May run multiple hardware threads
Handles integer, fixed- and floating-point compute, as well as special data types (e.g. complex numbers)
Instruction set includes "special-purpose" application-specific instructions
- Video coding
- Software-defined radio
- Checksum computation
- ...
Building programs requires a specific SDK

Benchmarks?

Public vanilla FLOPs benchmarks are hard to find.
From a ML perspective: AI benchmark or MobileNet SSD SNPE sample
- DSP is much beefier compared to GPU and CPU.
- It is essentially a fixed-point machine though: it requires quantized models.
- Usable by means of Qualcomm Snapdragon Neural Processing Engine (SNPE) SDK and Android NN (e.g., TensorFlow Lite)

Preparing ML models for production

Production constraints

Another common situation: the target hardware is fixed-point.
It requires quantized NN weights and applies quantization to activations over a given number of bits per entry,
- up to a linear transformation,
- on per-layer or per-channel basis.
Example: Hexagon DSP, Snapdragon 8 Gen 1 (2021), the best you can get from SNPE:
- 16 bits per activation value
- 8 bits per weight value
  - Insufficient for raw image restoration algorithms
- 32 bits per bias value
Fixed-point model is a strict constraint in this example.
In general, fixed-point models are faster (at inference time), have reduced inference memory footprint and take less storage.

Reminder: Floating Point vs Fixed Point

Floating point:
- Dedicated compute units
- Infinite range (+Inf and -Inf are valid numbers)
- Higher accuracy around zero
- Divison by zero is allowed
- NaN
Fixed point:
- Integer compute, bit shift operations
- Finite range
- Uniform accuracy
- Division by zero leads to an exception

Tensor quantization

Quantization of a tensor: computing its approximate integer-valued representation in a given range.

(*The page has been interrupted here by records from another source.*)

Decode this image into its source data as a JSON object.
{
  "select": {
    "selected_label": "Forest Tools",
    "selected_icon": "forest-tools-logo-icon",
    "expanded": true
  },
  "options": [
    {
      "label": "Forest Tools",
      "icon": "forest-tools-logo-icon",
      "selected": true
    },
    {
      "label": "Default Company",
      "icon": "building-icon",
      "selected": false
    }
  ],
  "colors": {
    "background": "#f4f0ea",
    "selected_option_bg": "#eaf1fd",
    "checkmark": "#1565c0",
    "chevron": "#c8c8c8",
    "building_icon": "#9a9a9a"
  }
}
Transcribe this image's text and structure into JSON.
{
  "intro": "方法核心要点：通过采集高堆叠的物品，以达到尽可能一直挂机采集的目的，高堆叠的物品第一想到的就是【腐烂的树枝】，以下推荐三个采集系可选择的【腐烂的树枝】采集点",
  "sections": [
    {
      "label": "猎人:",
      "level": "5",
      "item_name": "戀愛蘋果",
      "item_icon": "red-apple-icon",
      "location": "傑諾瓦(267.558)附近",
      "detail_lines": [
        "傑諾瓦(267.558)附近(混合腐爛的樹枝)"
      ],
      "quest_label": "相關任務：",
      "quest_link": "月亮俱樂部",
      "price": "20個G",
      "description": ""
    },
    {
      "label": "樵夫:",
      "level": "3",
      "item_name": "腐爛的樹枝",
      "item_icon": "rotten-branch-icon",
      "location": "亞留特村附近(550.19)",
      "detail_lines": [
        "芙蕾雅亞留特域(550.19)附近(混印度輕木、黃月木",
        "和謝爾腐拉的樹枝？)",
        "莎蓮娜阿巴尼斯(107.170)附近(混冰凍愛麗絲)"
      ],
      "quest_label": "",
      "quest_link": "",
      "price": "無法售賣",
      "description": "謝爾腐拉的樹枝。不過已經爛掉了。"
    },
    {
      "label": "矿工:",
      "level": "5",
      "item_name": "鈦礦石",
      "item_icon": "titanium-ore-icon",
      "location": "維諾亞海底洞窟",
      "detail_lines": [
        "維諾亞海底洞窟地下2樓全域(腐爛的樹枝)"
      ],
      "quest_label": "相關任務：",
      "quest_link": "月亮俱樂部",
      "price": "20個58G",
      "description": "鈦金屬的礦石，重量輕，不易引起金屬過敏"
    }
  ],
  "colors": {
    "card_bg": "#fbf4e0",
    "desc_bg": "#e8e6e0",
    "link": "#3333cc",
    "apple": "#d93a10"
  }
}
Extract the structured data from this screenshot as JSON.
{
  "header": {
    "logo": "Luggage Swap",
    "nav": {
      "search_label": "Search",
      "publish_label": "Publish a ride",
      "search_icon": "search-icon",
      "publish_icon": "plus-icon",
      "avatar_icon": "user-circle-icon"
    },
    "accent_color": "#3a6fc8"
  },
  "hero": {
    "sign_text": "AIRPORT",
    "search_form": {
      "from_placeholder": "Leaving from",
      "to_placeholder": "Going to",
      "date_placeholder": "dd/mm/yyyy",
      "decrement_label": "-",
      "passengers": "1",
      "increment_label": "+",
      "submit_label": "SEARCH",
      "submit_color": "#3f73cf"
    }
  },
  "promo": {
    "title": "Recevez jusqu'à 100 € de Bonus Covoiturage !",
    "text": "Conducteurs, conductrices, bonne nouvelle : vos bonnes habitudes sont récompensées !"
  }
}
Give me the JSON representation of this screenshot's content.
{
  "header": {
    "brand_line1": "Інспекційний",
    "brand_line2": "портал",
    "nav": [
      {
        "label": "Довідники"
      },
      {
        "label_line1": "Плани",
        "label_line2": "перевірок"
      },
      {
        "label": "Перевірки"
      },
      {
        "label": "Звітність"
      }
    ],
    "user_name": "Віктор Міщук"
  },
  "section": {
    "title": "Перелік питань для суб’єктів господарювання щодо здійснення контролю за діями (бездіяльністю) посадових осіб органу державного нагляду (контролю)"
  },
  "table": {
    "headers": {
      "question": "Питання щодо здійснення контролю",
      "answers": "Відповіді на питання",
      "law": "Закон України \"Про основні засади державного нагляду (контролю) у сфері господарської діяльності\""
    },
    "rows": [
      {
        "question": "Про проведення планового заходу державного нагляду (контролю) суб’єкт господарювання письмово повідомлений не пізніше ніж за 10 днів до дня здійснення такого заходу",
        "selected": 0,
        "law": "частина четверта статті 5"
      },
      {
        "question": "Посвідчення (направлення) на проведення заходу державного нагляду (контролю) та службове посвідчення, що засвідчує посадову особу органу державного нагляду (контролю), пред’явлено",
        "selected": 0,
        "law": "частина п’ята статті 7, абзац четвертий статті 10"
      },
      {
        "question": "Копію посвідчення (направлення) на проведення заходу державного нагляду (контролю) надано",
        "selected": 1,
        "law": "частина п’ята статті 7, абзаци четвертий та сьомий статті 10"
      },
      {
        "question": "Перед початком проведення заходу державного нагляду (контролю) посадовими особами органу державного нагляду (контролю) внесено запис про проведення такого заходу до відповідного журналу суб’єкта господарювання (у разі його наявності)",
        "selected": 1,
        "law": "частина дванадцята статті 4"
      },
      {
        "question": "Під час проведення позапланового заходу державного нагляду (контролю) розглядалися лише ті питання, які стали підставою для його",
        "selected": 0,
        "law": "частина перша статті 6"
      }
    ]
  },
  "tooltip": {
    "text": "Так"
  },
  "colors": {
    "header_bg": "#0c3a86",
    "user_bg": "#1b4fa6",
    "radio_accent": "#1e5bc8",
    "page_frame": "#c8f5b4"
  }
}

Example: FP32 tensor → INT8 tensor, min and max values

Linear operations (namely, convolution) can be computed using integer arithmetics. The result is then stretched according to min and max values of input and kernel.
Non-linear activation functions require specific implementations (usually straightforward).

Model quantization

Quantization: producing fixed-point model parameters while keeping inference accuracy.
Post-training quantization: adjusting parameters of an already trained model.
- Parameters: quantizing as tensors.
- Activations: calibrating min and max by running inference on a representative dataset and collecting statistics.
No need to retrain the model
Data dependency: requires a representative dataset to calibrate the quantization parameters
Limited: may lead to poor accuracy
Advanced approaches exist, e.g., cross-layer equalization for models using ReLU [Nagel et al., 2018]

Model quantization

Quantization: producing fixed-point model parameters while keeping inference accuracy.
Quantization-aware training (QAT): introducing quantization during the training.

Parameters: using quantized representation during the forward pass. The optimizer updates the original (floating-point) version after the backward pass.
Activations:
- Forward pass: applying quantization as an additional activation function.
- Backward pass: only zeroing gradients for entries falling out of the valid range.
  - Quantization acting as an activation function has zero gradient everywhere, so cannot backpropagate through.